Il y a aussi la discrimination à l’embauche : on refuse des comédiens parce qu’ils ont un accent, et les occitans ne peuvent s’occuper que des commentaires sportifs et des galéjades. Songez aussi que des sociétés refusent d’indiquer leur siège social quand celui-ci se trouve à Marseille, parce que c’est considéré comme une visibilité négative. Des exemples comme ça, j’en ai une pelletée.

Tout à l’heure, vous me demandiez quelles étaient les initiatives qui m’avaient le plus touchée. Il y a vous, Cheminez. Je vous remercie vivement de m’avoir contactée.

Cheminez : C’est un peu dans l’idée de participer à cette lutte qu’on a fondé Cheminez. On remarque comme vous que l’universalité se trouve dans les singularités des langues et des cultures. C’est comme ça qu’on peut toucher à l’humain.

Josiane : Complètement. C’est nous les vrais universels. Parce qu’on partage nos savoirs populaires qui ont forcément des troncs communs avec d’autres cultures : dans l’esprit, le rapport à la plante, aux paysages, aux vieux détenteurs de savoirs, que nous encensons et que les jacobins méprisent.

Dans PAMacée, il y avait un professeur d’université, une dame qui conseillait sur les plantes, un berger, tous mis à égalité de savoirs, comme dans mon colloque en Catalogne. C’était magnifique.

Les savoirs, c’est comme une pratique sportive : ils peuvent se perdre. Mais si vous ne faites plus de vélo pendant dix ans, vous pouvez réapprendre la technique (après vous être cassé la gueule). Tandis que s’il y a rupture de passation, c’est foutu. Ou alors ça revient sous la forme d’une mode bobo.
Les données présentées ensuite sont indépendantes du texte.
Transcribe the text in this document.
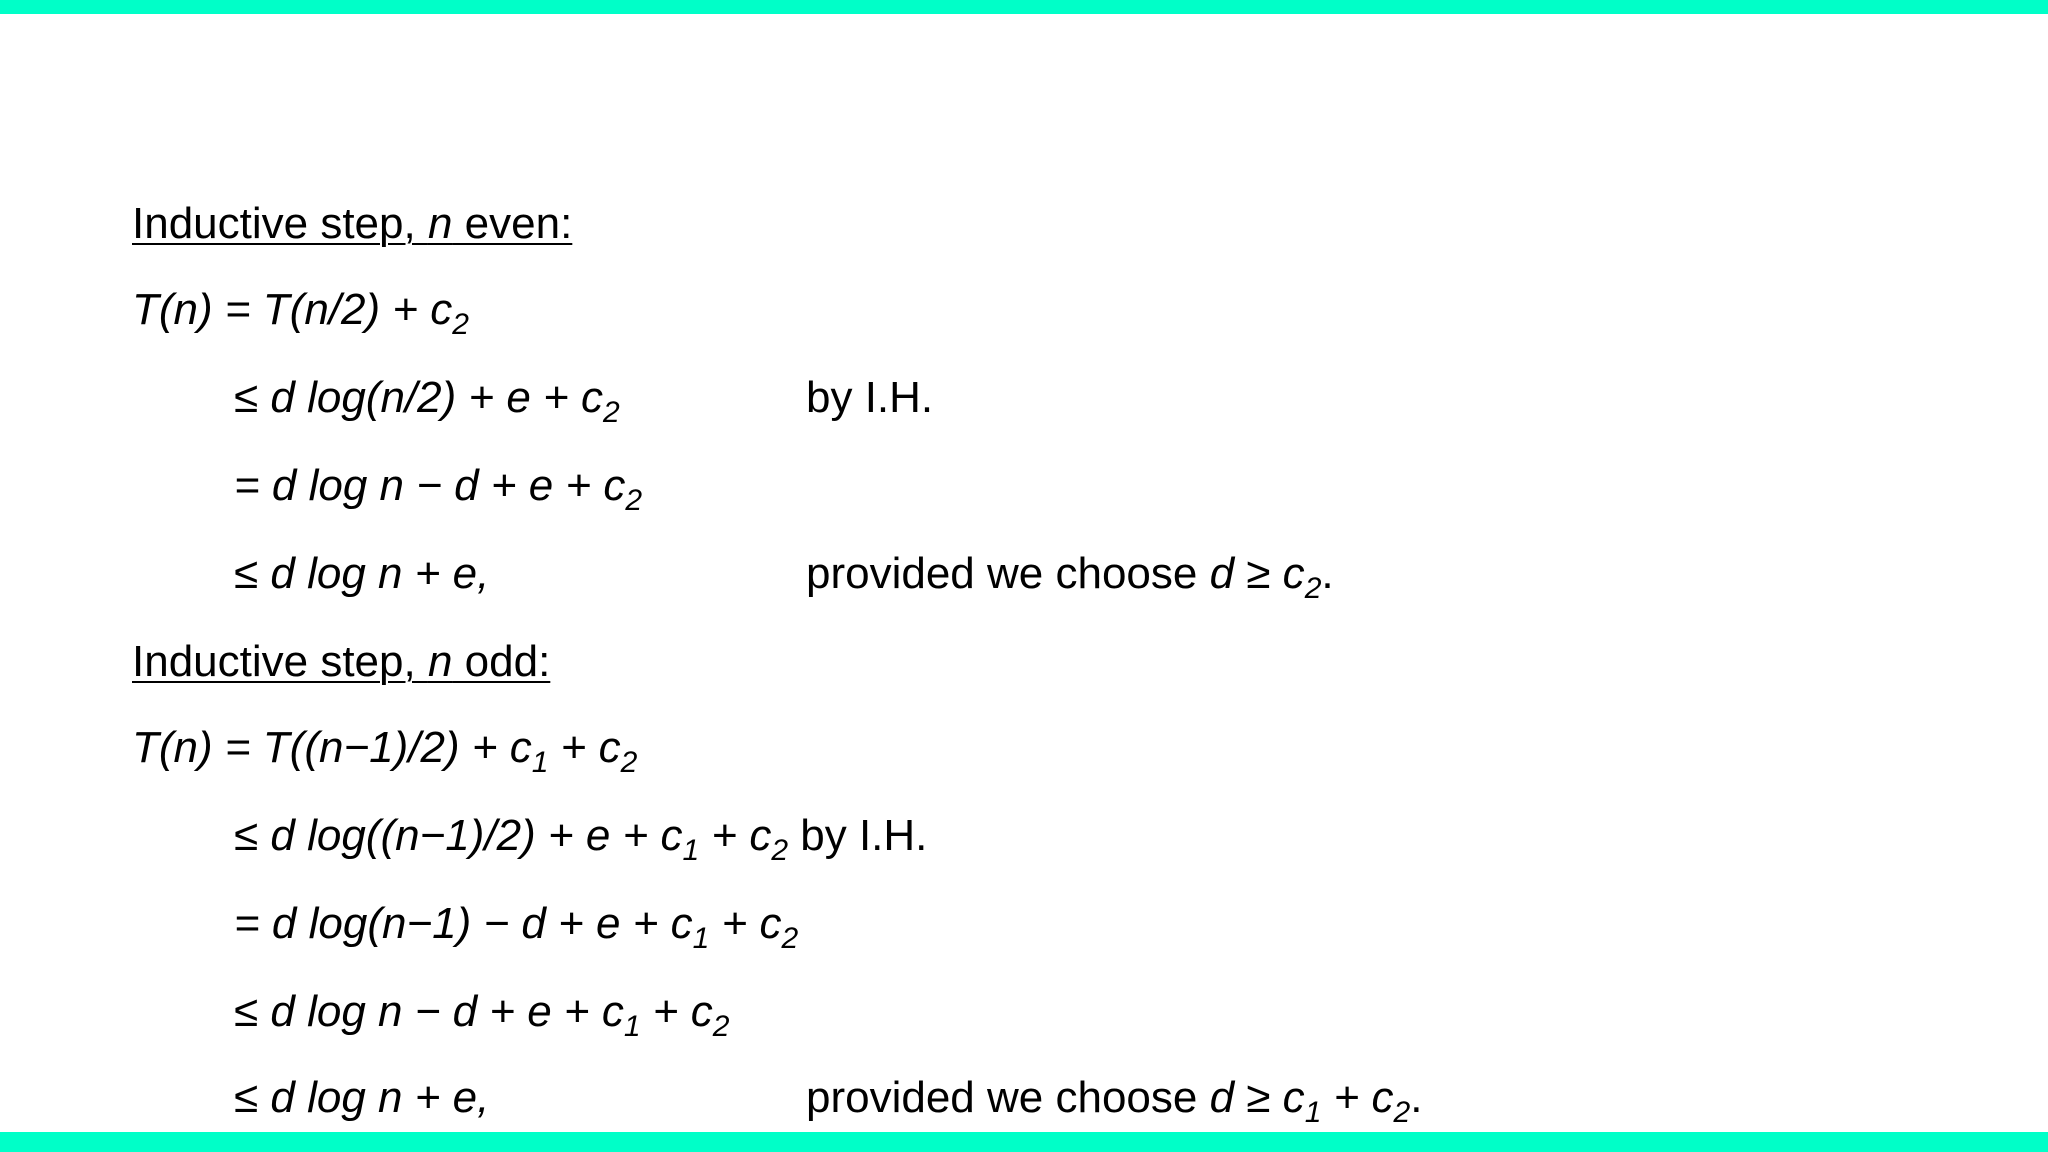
Inductive step, n even:
$T(n) = T(n/2) + c_2$
≤ d $\log(n/2) + e + c_2$	by I.H.
= d $\log n - d + e + c_2$
≤ d log n + e,	provided we choose $d \ge c_2$.
Inductive step, n odd:
$T(n) = T((n-1)/2) + c_1 + c_2$
≤ d $\log((n-1)/2) + e + c_1 + c_2$ by I.H.
= d $\log(n-1) - d + e + c_1 + c_2$
≤ d $\log n - d + e + c_1 + c_2$
≤ d log n + e,	provided we choose $d \ge c_1 + c_2$.
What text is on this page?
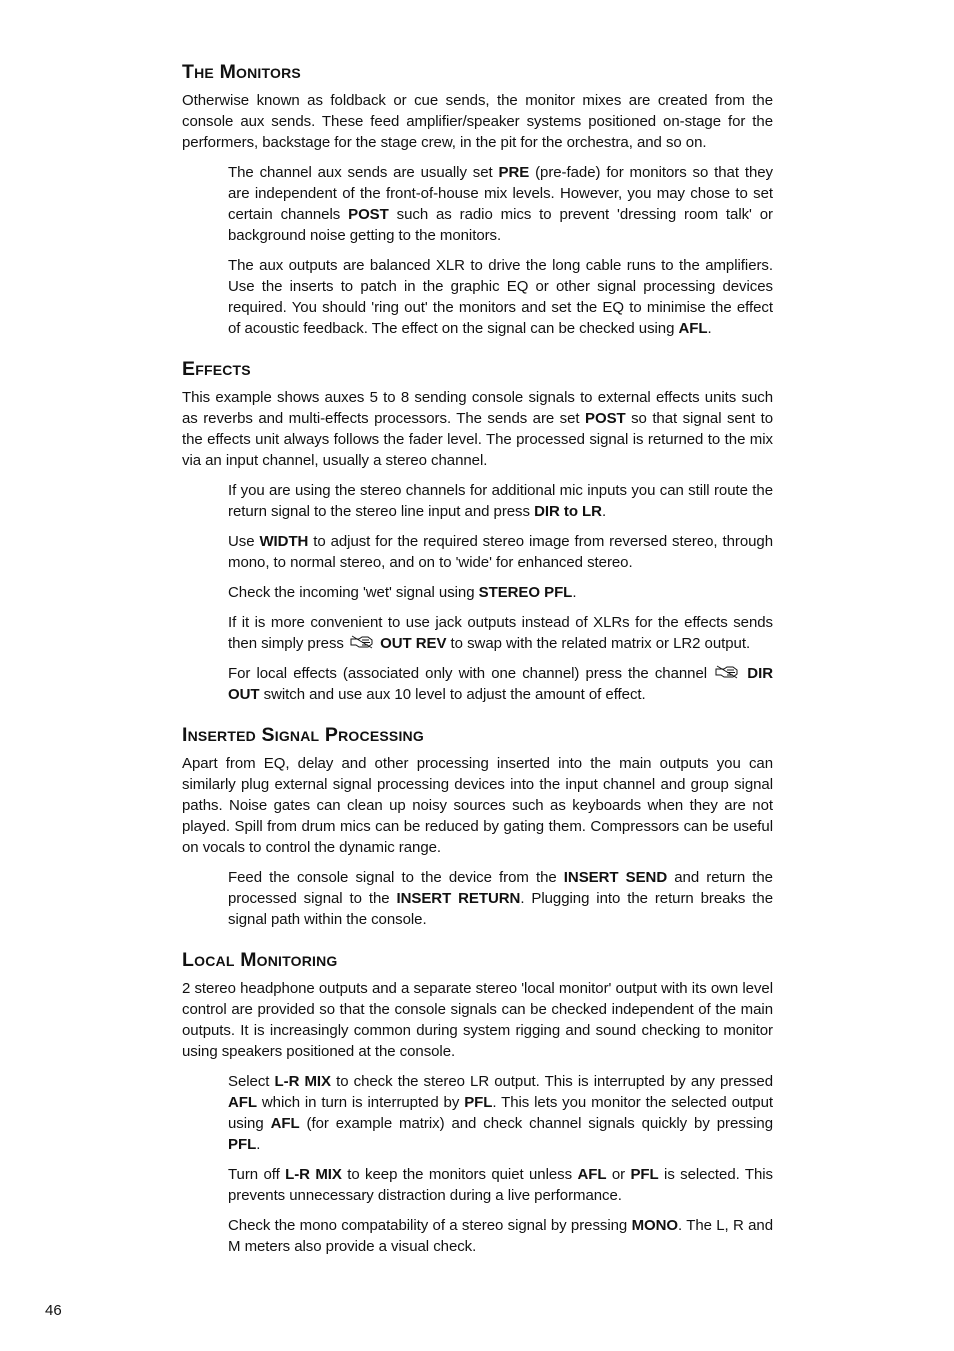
The Monitors

Otherwise known as foldback or cue sends, the monitor mixes are created from the console aux sends. These feed amplifier/speaker systems positioned on-stage for the performers, backstage for the stage crew, in the pit for the orchestra, and so on.

The channel aux sends are usually set PRE (pre-fade) for monitors so that they are independent of the front-of-house mix levels. However, you may chose to set certain channels POST such as radio mics to prevent 'dressing room talk' or background noise getting to the monitors.

The aux outputs are balanced XLR to drive the long cable runs to the amplifiers. Use the inserts to patch in the graphic EQ or other signal processing devices required. You should 'ring out' the monitors and set the EQ to minimise the effect of acoustic feedback. The effect on the signal can be checked using AFL.

Effects

This example shows auxes 5 to 8 sending console signals to external effects units such as reverbs and multi-effects processors. The sends are set POST so that signal sent to the effects unit always follows the fader level. The processed signal is returned to the mix via an input channel, usually a stereo channel.

If you are using the stereo channels for additional mic inputs you can still route the return signal to the stereo line input and press DIR to LR.

Use WIDTH to adjust for the required stereo image from reversed stereo, through mono, to normal stereo, and on to 'wide' for enhanced stereo.

Check the incoming 'wet' signal using STEREO PFL.

If it is more convenient to use jack outputs instead of XLRs for the effects sends then simply press  OUT REV to swap with the related matrix or LR2 output.

For local effects (associated only with one channel) press the channel  DIR OUT switch and use aux 10 level to adjust the amount of effect.

Inserted Signal Processing

Apart from EQ, delay and other processing inserted into the main outputs you can similarly plug external signal processing devices into the input channel and group signal paths. Noise gates can clean up noisy sources such as keyboards when they are not played. Spill from drum mics can be reduced by gating them. Compressors can be useful on vocals to control the dynamic range.

Feed the console signal to the device from the INSERT SEND and return the processed signal to the INSERT RETURN. Plugging into the return breaks the signal path within the console.

Local Monitoring

2 stereo headphone outputs and a separate stereo 'local monitor' output with its own level control are provided so that the console signals can be checked independent of the main outputs. It is increasingly common during system rigging and sound checking to monitor using speakers positioned at the console.

Select L-R MIX to check the stereo LR output. This is interrupted by any pressed AFL which in turn is interrupted by PFL. This lets you monitor the selected output using AFL (for example matrix) and check channel signals quickly by pressing PFL.

Turn off L-R MIX to keep the monitors quiet unless AFL or PFL is selected. This prevents unnecessary distraction during a live performance.

Check the mono compatability of a stereo signal by pressing MONO. The L, R and M meters also provide a visual check.

46
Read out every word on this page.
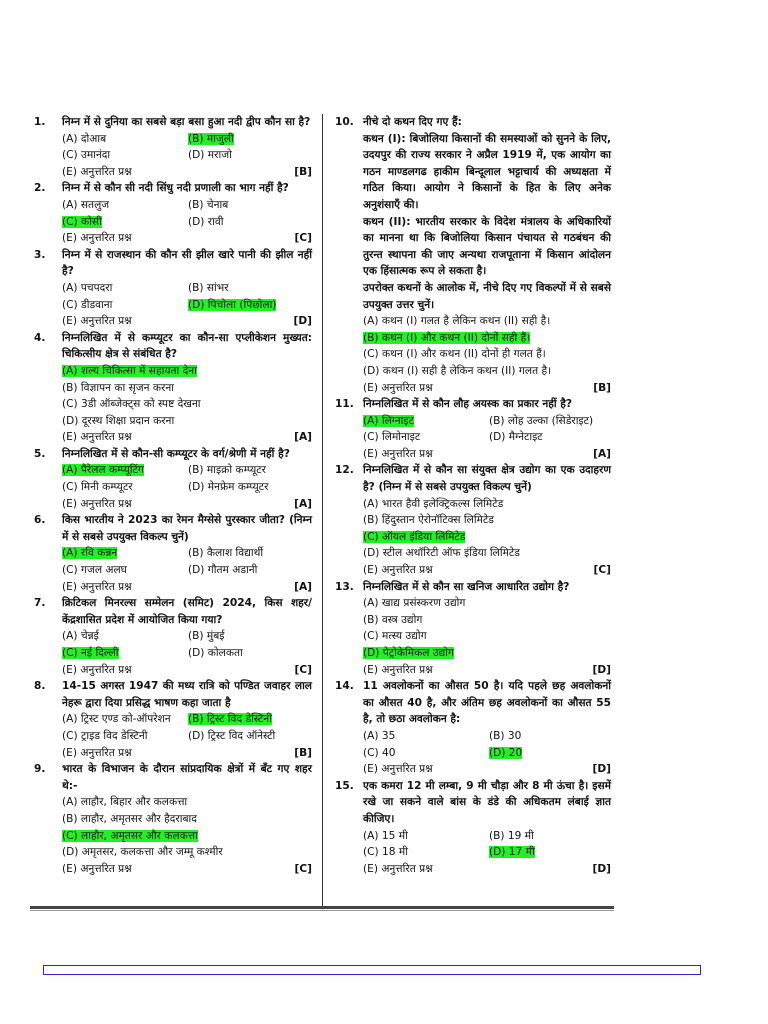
1. निम्न में से दुनिया का सबसे बड़ा बसा हुआ नदी द्वीप कौन सा है?
(A) दोआब	(B) माजुली
(C) उमानंदा	(D) मराजो
(E) अनुत्तरित प्रश्न	[B]
2. निम्न में से कौन सी नदी सिंधु नदी प्रणाली का भाग नहीं है?
(A) सतलुज	(B) चेनाब
(C) कोसी	(D) रावी
(E) अनुत्तरित प्रश्न	[C]
3. निम्न में से राजस्थान की कौन सी झील खारे पानी की झील नहीं है?
(A) पचपदरा	(B) सांभर
(C) डीडवाना	(D) पिचोला (पिछोला)
(E) अनुत्तरित प्रश्न	[D]
4. निम्नलिखित में से कम्प्यूटर का कौन-सा एप्लीकेशन मुख्यत: चिकित्सीय क्षेत्र से संबंधित है?
(A) शल्य चिकित्सा में सहायता देना
(B) विज्ञापन का सृजन करना
(C) 3डी ऑब्जेक्ट्स को स्पष्ट देखना
(D) दूरस्थ शिक्षा प्रदान करना
(E) अनुत्तरित प्रश्न	[A]
5. निम्नलिखित में से कौन-सी कम्प्यूटर के वर्ग/श्रेणी में नहीं है?
(A) पैरेलल कम्प्यूटिंग	(B) माइक्रो कम्प्यूटर
(C) मिनी कम्प्यूटर	(D) मेनफ्रेम कम्प्यूटर
(E) अनुत्तरित प्रश्न	[A]
6. किस भारतीय ने 2023 का रेमन मैग्सेसे पुरस्कार जीता? (निम्न में से सबसे उपयुक्त विकल्प चुनें)
(A) रवि कन्नन	(B) कैलाश विद्यार्थी
(C) गजल अलघ	(D) गौतम अडानी
(E) अनुत्तरित प्रश्न	[A]
7. क्रिटिकल मिनरल्स सम्मेलन (समिट) 2024, किस शहर/केंद्रशासित प्रदेश में आयोजित किया गया?
(A) चेन्नई	(B) मुंबई
(C) नई दिल्ली	(D) कोलकता
(E) अनुत्तरित प्रश्न	[C]
8. 14-15 अगस्त 1947 की मध्य रात्रि को पण्डित जवाहर लाल नेहरू द्वारा दिया प्रसिद्ध भाषण कहा जाता है
(A) ट्रिस्ट एण्ड को-ऑपरेशन	(B) ट्रिस्ट विद डेस्टिनी
(C) ट्राइड विद डेस्टिनी	(D) ट्रिस्ट विद ऑनेस्टी
(E) अनुत्तरित प्रश्न	[B]
9. भारत के विभाजन के दौरान सांप्रदायिक क्षेत्रों में बँट गए शहर थे:-
(A) लाहौर, बिहार और कलकत्ता
(B) लाहौर, अमृतसर और हैदराबाद
(C) लाहौर, अमृतसर और कलकत्ता
(D) अमृतसर, कलकत्ता और जम्मू कश्मीर
(E) अनुत्तरित प्रश्न	[C]
10. नीचे दो कथन दिए गए हैं:
कथन (I): बिजोलिया किसानों की समस्याओं को सुनने के लिए, उदयपुर की राज्य सरकार ने अप्रैल 1919 में, एक आयोग का गठन माण्डलगढ हाकीम बिन्दूलाल भट्टाचार्य की अध्यक्षता में गठित किया। आयोग ने किसानों के हित के लिए अनेक अनुशंसाएँ की।
कथन (II): भारतीय सरकार के विदेश मंत्रालय के अधिकारियों का मानना था कि बिजोलिया किसान पंचायत से गठबंधन की तुरन्त स्थापना की जाए अन्यथा राजपूताना में किसान आंदोलन एक हिंसात्मक रूप ले सकता है।
उपरोक्त कथनों के आलोक में, नीचे दिए गए विकल्पों में से सबसे उपयुक्त उत्तर चुनें।
(A) कथन (I) गलत है लेकिन कथन (II) सही है।
(B) कथन (I) और कथन (II) दोनों सही हैं।
(C) कथन (I) और कथन (II) दोनों ही गलत हैं।
(D) कथन (I) सही है लेकिन कथन (II) गलत है।
(E) अनुत्तरित प्रश्न	[B]
11. निम्नलिखित में से कौन लौह अयस्क का प्रकार नहीं है?
(A) लिग्नाइट	(B) लोह उल्का (सिडेराइट)
(C) लिमोनाइट	(D) मैग्नेटाइट
(E) अनुत्तरित प्रश्न	[A]
12. निम्नलिखित में से कौन सा संयुक्त क्षेत्र उद्योग का एक उदाहरण है? (निम्न में से सबसे उपयुक्त विकल्प चुनें)
(A) भारत हैवी इलेक्ट्रिकल्स लिमिटेड
(B) हिंदुस्तान ऐरोनॉटिक्स लिमिटेड
(C) ऑयल इंडिया लिमिटेड
(D) स्टील अथॉरिटी ऑफ इंडिया लिमिटेड
(E) अनुत्तरित प्रश्न	[C]
13. निम्नलिखित में से कौन सा खनिज आधारित उद्योग है?
(A) खाद्य प्रसंस्करण उद्योग
(B) वस्त्र उद्योग
(C) मत्स्य उद्योग
(D) पेट्रोकेमिकल उद्योग
(E) अनुत्तरित प्रश्न	[D]
14. 11 अवलोकनों का औसत 50 है। यदि पहले छह अवलोकनों का औसत 40 है, और अंतिम छह अवलोकनों का औसत 55 है, तो छठा अवलोकन है:
(A) 35	(B) 30
(C) 40	(D) 20
(E) अनुत्तरित प्रश्न	[D]
15. एक कमरा 12 मी लम्बा, 9 मी चौड़ा और 8 मी ऊंचा है। इसमें रखे जा सकने वाले बांस के डंडे की अधिकतम लंबाई ज्ञात कीजिए।
(A) 15 मी	(B) 19 मी
(C) 18 मी	(D) 17 मी
(E) अनुत्तरित प्रश्न	[D]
C’est ce qui explique qu’il y a de plus en plus d’intoxications dues à des champignons. Des bobos qui n’ont pas la connaissance du terroir mangent des champignons, au prétexte que « Dame Nature ne peut pas être maléfique ». Il y a aussi ceux qui veulent se soigner avec des plantes et qui doublent la dose pour que ça soit plus efficace. Les anciens, eux, connaissaient la préparation, la durée de la cure, la concentration de la plante.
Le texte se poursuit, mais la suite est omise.